The conviction of a vulnerable adult with a severe learning disability for the offence of sexual activity by a care worker with a person with a mental disability was unsafe, and was accordingly quashed, where inadequate consideration had been given to his learning disability in the course of the trial. Fresh psychological evidence demonstrated that he would have had difficulty in dealing with leading questions asked in cross-examination, and that might have left the jury with a false impression.
Applications which sought to continue a claim for judicial review of the indeterminate licence regime in the Crime (Sentences) Act 1997 s.31A were a “criminal cause or matter” within the meaning of the Senior Courts Act 1981 s.18 and s.151, and the Court of Appeal (Civil Division) had no jurisdiction to entertain them.

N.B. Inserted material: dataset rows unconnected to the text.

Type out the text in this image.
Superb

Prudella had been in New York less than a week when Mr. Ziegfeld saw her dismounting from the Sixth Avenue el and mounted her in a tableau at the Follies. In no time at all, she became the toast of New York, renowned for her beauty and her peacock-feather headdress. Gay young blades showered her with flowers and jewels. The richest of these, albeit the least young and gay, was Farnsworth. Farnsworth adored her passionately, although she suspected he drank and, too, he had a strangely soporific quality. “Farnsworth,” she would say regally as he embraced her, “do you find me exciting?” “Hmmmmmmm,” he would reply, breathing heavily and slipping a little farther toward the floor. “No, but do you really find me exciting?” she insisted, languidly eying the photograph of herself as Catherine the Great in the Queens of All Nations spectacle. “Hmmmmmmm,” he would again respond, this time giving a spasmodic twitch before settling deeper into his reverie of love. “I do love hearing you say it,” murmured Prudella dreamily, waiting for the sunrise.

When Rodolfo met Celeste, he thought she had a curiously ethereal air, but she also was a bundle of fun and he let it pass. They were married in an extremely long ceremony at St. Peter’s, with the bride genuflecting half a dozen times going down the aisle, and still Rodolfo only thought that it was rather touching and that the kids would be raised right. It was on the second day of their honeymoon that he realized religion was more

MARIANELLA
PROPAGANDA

The claimants, whose retrial on a charge of conspiracy to murder had collapsed owing to a failing in the disclosure process, had not made out their challenge to the Attorney General’s decision not to carry out a review of their case. Decisions of the Attorney General were even less susceptible to challenge than those of prosecutors.
The notification requirements under the Sexual Offences Act 2003 for those convicted of certain sexual offences applied by operation of the law, and did not require any order or court ruling. Accordingly, they could not form the subject of an appeal before the Court of Appeal (Criminal Division). Similarly, certificates issued under s.92 of the Act which recorded the fact of such a conviction were not part of the sentence and could not be appealed. They could, however, be challenged by judicial review if wrongly issued.
There was no material difference between English law and the European Court of Human Rights’ jurisprudence regarding the doctrine of entrapment such as to cast any doubt on Attorney General’s Reference (No.3 of 2000)  UKHL 53 complying with ECHR art.6.